473 But at the same time, this truly human knowledge of God's Son expressed the divine life of his person. "The human nature of God's Son, not by itself but by its union with the Word, knew and showed forth in itself everything that pertains to God." Such is first of all the case with the intimate and immediate knowledge that the Son of God made man has of his Father. The Son in his human knowledge also showed the divine penetration he had into the secret thoughts of human hearts.
474 By its union to the divine wisdom in the person of the Word incarnate, Christ enjoyed in his human knowledge the fullness of understanding of the eternal plans he had come to reveal. What he admitted to not knowing in this area, he elsewhere declared himself not sent to reveal.
(see associated footnotes in catechism page)
I finish with the conclusion from the aforementioned article:
The picture that emerges from these data points is of a shift away from the medieval consensus and a return to streams of thought found among the Church Fathers.
Our own age is like theirs in that orthodox theologians are split. Some, such as von Balthasar and Ratzinger, have held Christ’s human knowledge was more restricted than the previous consensus did. Others, such as the late Father William Most, defend the more expansive understanding of Christ’s human knowledge.
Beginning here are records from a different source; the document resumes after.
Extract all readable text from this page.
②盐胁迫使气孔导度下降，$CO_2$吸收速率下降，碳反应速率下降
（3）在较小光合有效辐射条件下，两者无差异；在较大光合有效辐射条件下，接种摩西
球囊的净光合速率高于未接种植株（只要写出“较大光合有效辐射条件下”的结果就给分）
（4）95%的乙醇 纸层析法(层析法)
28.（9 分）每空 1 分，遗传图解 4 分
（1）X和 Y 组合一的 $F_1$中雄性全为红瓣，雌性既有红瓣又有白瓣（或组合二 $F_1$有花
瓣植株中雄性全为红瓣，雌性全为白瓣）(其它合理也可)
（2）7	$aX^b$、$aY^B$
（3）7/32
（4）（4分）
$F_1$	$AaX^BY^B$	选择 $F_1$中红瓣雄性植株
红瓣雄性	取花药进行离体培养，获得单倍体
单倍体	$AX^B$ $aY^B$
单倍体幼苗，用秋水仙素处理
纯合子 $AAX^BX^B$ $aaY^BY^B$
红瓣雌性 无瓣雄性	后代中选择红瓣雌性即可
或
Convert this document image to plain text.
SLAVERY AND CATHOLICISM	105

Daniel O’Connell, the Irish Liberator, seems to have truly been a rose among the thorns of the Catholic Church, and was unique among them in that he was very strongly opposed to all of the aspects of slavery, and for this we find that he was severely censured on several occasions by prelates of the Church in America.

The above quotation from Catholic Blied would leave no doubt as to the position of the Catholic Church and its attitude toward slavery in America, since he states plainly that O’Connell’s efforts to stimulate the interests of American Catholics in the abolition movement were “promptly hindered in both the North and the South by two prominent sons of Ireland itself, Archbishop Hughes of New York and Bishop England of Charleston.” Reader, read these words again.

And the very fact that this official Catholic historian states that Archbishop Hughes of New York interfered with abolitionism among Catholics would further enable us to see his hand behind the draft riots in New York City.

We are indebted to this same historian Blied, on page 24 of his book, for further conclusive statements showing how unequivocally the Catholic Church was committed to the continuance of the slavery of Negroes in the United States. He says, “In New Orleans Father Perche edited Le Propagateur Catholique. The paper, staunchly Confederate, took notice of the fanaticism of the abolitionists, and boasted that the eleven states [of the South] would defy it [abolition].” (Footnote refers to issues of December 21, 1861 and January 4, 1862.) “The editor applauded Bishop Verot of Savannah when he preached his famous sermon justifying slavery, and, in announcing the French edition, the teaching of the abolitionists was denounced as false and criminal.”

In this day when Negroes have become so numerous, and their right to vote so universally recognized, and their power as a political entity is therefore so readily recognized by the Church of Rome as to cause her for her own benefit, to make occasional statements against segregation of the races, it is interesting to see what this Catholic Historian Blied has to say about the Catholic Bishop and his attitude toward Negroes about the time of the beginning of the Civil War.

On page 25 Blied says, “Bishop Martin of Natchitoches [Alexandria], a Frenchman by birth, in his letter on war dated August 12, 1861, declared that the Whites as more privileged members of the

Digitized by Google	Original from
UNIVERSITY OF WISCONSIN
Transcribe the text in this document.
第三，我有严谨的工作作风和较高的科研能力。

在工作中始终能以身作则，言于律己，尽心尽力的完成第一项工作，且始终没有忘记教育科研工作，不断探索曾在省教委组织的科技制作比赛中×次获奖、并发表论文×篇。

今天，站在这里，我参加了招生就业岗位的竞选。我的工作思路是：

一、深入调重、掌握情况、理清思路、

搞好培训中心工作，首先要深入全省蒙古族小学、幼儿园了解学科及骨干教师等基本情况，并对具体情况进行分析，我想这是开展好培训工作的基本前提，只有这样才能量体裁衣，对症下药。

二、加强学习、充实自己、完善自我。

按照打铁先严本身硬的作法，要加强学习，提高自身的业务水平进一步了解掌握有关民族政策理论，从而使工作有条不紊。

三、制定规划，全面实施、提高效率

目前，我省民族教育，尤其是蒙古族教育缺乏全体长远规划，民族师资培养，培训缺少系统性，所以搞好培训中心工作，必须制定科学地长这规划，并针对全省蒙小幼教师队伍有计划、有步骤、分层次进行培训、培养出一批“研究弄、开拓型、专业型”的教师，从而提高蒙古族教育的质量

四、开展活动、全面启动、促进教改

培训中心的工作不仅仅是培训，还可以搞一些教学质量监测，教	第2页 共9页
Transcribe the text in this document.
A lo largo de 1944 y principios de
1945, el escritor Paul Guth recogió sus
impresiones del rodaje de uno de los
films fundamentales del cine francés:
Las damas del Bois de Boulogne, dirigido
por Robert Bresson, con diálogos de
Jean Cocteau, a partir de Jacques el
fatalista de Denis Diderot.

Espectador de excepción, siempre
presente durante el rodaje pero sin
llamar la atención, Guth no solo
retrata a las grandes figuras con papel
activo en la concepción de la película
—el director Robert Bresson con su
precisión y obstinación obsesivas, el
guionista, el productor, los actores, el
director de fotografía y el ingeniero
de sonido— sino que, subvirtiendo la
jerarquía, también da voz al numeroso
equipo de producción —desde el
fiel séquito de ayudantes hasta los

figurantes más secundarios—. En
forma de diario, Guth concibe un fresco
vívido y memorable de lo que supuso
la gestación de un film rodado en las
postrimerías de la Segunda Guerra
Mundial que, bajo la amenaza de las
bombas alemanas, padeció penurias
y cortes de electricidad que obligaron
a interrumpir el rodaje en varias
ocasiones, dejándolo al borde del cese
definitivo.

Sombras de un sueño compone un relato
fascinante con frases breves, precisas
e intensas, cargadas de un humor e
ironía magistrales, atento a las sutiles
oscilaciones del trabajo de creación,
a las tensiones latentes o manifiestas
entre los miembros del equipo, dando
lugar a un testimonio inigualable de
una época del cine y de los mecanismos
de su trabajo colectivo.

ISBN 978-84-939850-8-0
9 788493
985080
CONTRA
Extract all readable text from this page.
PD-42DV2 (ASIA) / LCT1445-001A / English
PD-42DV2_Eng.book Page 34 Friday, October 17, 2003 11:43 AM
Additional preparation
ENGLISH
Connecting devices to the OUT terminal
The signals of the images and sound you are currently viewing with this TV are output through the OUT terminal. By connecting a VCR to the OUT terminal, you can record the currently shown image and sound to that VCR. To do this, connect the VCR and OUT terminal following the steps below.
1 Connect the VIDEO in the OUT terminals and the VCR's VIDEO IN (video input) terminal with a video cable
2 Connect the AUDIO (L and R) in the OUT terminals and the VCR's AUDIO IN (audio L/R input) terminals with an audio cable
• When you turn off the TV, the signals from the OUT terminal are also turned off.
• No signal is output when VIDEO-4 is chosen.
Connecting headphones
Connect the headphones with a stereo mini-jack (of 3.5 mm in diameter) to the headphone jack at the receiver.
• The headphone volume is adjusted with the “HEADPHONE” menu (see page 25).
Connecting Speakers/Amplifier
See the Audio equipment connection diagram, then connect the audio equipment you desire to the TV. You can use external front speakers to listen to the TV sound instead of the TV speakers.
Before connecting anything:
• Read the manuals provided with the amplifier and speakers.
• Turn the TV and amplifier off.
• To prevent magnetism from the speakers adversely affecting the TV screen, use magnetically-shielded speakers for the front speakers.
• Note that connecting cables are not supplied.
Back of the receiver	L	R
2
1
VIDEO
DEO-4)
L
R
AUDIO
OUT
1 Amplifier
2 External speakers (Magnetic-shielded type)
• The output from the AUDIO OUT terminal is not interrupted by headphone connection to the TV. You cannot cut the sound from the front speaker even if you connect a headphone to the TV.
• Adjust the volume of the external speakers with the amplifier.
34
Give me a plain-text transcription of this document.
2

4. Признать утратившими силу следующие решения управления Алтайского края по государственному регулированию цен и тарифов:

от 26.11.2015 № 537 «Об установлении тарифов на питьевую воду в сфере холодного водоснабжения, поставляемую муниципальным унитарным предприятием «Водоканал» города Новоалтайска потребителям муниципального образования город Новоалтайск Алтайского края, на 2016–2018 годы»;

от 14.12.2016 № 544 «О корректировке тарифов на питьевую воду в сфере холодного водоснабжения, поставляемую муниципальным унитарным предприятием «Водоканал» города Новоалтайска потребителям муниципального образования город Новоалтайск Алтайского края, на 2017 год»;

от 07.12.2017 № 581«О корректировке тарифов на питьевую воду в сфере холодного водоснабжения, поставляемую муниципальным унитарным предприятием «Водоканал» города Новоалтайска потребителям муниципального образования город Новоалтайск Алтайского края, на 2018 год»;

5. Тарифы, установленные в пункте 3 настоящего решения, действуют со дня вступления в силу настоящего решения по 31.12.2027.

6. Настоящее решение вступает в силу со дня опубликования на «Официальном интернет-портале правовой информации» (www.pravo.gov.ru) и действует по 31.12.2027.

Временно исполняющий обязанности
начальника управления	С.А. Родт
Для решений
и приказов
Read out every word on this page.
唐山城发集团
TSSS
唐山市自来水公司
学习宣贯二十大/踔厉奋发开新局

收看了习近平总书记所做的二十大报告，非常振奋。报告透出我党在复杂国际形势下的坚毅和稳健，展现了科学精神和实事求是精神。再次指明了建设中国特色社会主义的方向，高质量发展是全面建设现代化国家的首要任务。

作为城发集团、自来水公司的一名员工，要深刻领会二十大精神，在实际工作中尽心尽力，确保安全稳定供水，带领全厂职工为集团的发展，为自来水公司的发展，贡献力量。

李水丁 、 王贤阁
The latter is still a possibility, for the Magisterium has not condemned that view. At the same time, there has been a marked shift in the way the Magisterium treats the subject, as illustrated in the Catechism, the audiences of John Paul II, and the approval of the PBC and ITC documents we’ve reviewed.
If advocates of the traditional position are still free to propose their view, they cannot count on the support of the Magisterium in the same way or advance their arguments as if nothing has changed.